RiTchie (Injury Reserve/By Storm) drops innovative solo album Triple Digits [112]
PRAISE FOR RiTchie
TRACKLIST
Wings [Intro]
WYTD?!?!
RiTchie Valens
The Keepers
Only You
Triple Digits [112]
Dizzy (ft. Aminé)
Looping
Your Worst Nightmare
How?! (ft. Niontay)
Get A Fade
The Thing (ft. Quelle Chris)
5onthe.
[Credits]
Triple Digits [112] LP is out now, buy/stream it here.
RiTchie, of Injury Reserve/By Storm, releases his debut solo album Triple Digits [112]. LISTEN HERE.

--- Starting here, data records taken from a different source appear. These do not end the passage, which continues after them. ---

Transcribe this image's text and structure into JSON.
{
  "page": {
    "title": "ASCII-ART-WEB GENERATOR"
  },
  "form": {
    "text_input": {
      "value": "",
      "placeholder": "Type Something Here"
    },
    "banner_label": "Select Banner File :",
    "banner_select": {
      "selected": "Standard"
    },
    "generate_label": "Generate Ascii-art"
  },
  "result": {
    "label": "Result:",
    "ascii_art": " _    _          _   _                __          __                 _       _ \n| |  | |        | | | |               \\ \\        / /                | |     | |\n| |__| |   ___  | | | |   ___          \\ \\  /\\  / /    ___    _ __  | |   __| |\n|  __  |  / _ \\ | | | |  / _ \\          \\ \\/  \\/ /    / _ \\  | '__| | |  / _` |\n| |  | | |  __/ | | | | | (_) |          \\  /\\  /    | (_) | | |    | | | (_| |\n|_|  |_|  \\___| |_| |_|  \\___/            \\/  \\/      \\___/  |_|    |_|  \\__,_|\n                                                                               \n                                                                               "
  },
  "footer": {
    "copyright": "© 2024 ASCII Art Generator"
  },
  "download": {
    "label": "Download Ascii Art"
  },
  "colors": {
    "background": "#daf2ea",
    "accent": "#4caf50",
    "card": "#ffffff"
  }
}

Introducing the record by shedding light on the conditions during which he made it, RiTchie says his solo debut is: “A collection of songs inspired by Phoenix’s new record-breaking 31 days of 110+ degrees set last July as I was making Triple Digits [112].” Prefaced in an open letter to fans as being a limitless creative outlet separate from the identity he’s crafted as part of Injury Reserve/By Storm, Triple Digits [112] is a canvas for self-expression with an enhanced production palette from feardorian, Parker Corey, AJ Radico, Melik, RiTchie himself and J Fisher. RiTchie also reunites with past Injury Reserve collaborators like Aminé through to charismatic features from burgeoning peers Niontay and Quelle Chris.
Marrying the bombastic chaos of a free wheeling mixtape with the cult-innovation that comes hand in hand with Nathaniel Ritchie’s name, Triple Digits [112] represents an extension of his personality as much as it poses an introduction to a whole new character. Here, RiTchie is as diaristic as Earl Sweatshirt, mischievous like Wiki and still, as deeply intentional as Saba, delivering an immersive experience throughout. Trunk rattling experiments warbling through broken trap beats and autotune spoken word delivered as comfortably as he crafts straight up crowd pleasers and old school sample flips galore.
Exuding personality, his recent string of singles including the formless ‘Looping‘ to the freewheeling ‘RiTchie Valens‘ and ‘Dizzy (ft. Aminé)‘ expand today with his latest single ‘WYTD?!?!‘. Beaming with nostalgia, atop his exploratory bars RiTchie, possessing a half-speed Busta Rhymes like quality, mimicks vinyl scratches and hype horns through flying adlibs and woozy acapella impersonations of percussive production. Directed by Parker Corey, the accompanying music video magnifies the seemingly “ass-backwards”, capricious and playful nature of RiTchie’s solo album from top to bottom.
Born from happy-accident catharsis, where Triple Digits [112] lays bare RiTchie’s most overt influences musically, lyrically his greatest asset remains his malleable voice. In his vocal toolbox, mumble rap has as purposeful a home as Gil Scot Heron like sermons through to Westside Gunn style drawl; soulfully sung melodies next to hushed whispers and inflections unlike anything from the noise-rapper yet. As playful as it is an honest soliloquy, Triple Digits [112] is poised to certify the soloist as an incongruous anomaly. The latest compelling example of an artist able to stay true to their crazy-inspired origins as a collective, able to extinguish any doubt of their promise when standing alone.
Fresh from an interstate move, it was while Nathaniel Ritchie was still in high school that he found a close knit circle of like-minded creatives, sharpening his rapper chops in an otherwise deserted hip hop scene. Though it wasn’t until RiTchie and his two best friends found inspiration from the broader Arizona DIY scene that they would go on to foster the “chaotic punk-rock energy” (Stereogum) of Injury Reserve and strike gold. Boldly experimenting amongst themselves would take the misfits, with RiTchie at the helm, on an unprecedented journey that boast a reputation as makers of change: for Phoenix, of all places, as a space of previously untapped talent-worthy attention; and for the genre, as leaders of a cult-following for their alternate, anti-tradition offering. Today RiTchie steps out on his own, with another exhilarating realm of possibility at the tip of his pen.